Wilt touted the nearly $1 billion in tax cuts Virginians will receive as it filters down from the federal tax cut President Donald Trump and the Republican-controlled Congress passed in 2017. And Wilt criticized some Democrats in the General Assembly for wanting to spend that money on programs instead of passing it through to taxpayers even after Democrats complained about Congress passing the cuts in the first place.
“You can’t have it both ways,” he said.
On higher education, Wilt told the students that he passed a measure in 2018 to allow their contact information to remain private by default and then came back this session to correct an unintended effect of it the new law, which blocked professors from being able to email groups of students.
Wilt acknowledged that other efforts are slow going in Richmond. For instance, he said he’s still holding out hope for a deal to fund $2 billion in improvements to I-81 — which the General Assembly punted on this session and instead will “study” for another year.
Skirmishes but no debate
At Huffman Hall, the closest the candidates came to openly disagreeing came in in the brief Q&A portion at the end.
For instance, one student asked them whether they supported the bill during this year’s General Assembly session that would change late-term abortion requirements that ended up making national headlines when its sponsor, Democratic Delegate Kathy Tran of Fairfax, responded to a question during a committee hearing that the bill would allow for an abortion while a woman is in labor. Tran later sought to correct the record, noting that such a situation would be infanticide, which is illegal.
“Abortion is the law of the land, but what this bill did was took this to the next level,” Wilt said. Specifically, he said he took issue with the legislation changing the conditions for a late-term abortion so that only one doctor would need to sign-off on it, instead of three doctors, which is required now.
“I don’t think that Kathy Tran’s bill was a problem, but how she phrased it certainly was,” Copeland said.
But overall, she said while she supports women having their right to choose, the goal should be fewer abortions.
“I am not in favor of increasing the number of abortions. I want to reduce the number of abortions in a safe and legal way,” she said.
Finnegan addressed the question more generally, saying abortion is a medical decision that can’t be legislated into a one-size-fits-all situation.
“I don’t think the government should be getting between couples and their doctor to try to make these choices,” Finnegan said.
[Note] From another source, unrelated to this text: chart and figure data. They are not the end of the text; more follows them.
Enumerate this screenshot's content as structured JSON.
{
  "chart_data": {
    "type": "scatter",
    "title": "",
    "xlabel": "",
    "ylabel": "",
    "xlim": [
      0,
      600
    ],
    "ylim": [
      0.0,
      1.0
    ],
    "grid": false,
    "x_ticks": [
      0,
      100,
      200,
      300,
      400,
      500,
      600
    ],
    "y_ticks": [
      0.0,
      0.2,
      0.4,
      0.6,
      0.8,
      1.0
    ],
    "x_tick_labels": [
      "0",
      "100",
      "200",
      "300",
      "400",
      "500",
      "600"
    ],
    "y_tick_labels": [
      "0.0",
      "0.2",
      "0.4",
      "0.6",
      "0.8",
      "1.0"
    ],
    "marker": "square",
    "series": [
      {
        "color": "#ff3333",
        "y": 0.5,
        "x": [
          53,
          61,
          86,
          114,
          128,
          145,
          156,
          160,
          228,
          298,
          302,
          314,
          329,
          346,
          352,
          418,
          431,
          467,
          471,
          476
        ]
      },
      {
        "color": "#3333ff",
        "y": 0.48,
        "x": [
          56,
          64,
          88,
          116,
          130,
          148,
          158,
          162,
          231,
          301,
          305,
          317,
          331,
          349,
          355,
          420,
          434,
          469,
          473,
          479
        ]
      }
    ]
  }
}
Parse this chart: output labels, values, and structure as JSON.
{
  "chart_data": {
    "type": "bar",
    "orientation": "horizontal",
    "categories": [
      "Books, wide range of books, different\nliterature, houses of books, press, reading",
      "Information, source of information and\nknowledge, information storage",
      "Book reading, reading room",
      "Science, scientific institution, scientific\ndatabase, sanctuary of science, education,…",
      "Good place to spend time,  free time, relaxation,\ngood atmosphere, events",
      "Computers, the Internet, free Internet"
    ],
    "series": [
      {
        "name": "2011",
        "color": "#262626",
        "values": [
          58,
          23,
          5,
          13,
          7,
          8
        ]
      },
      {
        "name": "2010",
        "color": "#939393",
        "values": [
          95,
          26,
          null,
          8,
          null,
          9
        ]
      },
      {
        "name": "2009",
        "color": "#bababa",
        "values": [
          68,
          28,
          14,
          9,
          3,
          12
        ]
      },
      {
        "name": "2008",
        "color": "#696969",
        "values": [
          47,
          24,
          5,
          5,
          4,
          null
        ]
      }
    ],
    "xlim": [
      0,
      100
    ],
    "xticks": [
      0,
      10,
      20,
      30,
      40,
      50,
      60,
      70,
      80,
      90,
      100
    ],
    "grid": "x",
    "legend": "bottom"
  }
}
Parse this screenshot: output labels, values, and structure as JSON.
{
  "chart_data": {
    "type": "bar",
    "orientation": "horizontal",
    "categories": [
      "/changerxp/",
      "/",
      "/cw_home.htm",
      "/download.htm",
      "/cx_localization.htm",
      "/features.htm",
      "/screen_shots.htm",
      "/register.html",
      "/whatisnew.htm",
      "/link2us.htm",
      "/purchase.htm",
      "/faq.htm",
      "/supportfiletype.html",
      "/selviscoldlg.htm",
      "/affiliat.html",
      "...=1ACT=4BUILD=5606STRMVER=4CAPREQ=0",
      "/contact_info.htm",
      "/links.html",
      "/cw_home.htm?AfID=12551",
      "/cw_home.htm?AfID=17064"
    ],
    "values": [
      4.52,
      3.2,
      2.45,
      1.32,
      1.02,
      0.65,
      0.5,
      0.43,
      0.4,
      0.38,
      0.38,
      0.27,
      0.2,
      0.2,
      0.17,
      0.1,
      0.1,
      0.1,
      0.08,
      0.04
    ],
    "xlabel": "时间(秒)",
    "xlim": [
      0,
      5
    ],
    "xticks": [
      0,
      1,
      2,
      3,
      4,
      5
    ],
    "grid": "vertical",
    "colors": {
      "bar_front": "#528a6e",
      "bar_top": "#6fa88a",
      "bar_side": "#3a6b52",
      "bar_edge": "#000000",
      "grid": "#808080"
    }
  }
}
For the students, some of whom will be voting in their first state legislative elections this year, it was an opportunity to gauge the candidates for both style and substance.
Emily Baker, a sophomore political science major and at large senator in the Student Government Association, said she was most impressed with Copeland’s “constant dedication” to read each piece of legislation filed in Richmond and analyze them.
“She seemed to know the most about the issues,” Baker said.
Eliza Futa and Isabella Moshier, both first-year students majoring in international relations, said they wanted to like Copeland because they want to see more women in political leadership roles. But both said she lacked specifics.
Moshier, who is registered to vote in Harrisonburg and plans to vote in the June Democratic primary, said she was impressed with Finnegan.
“He had his facts straight. And he was relatable,” she said.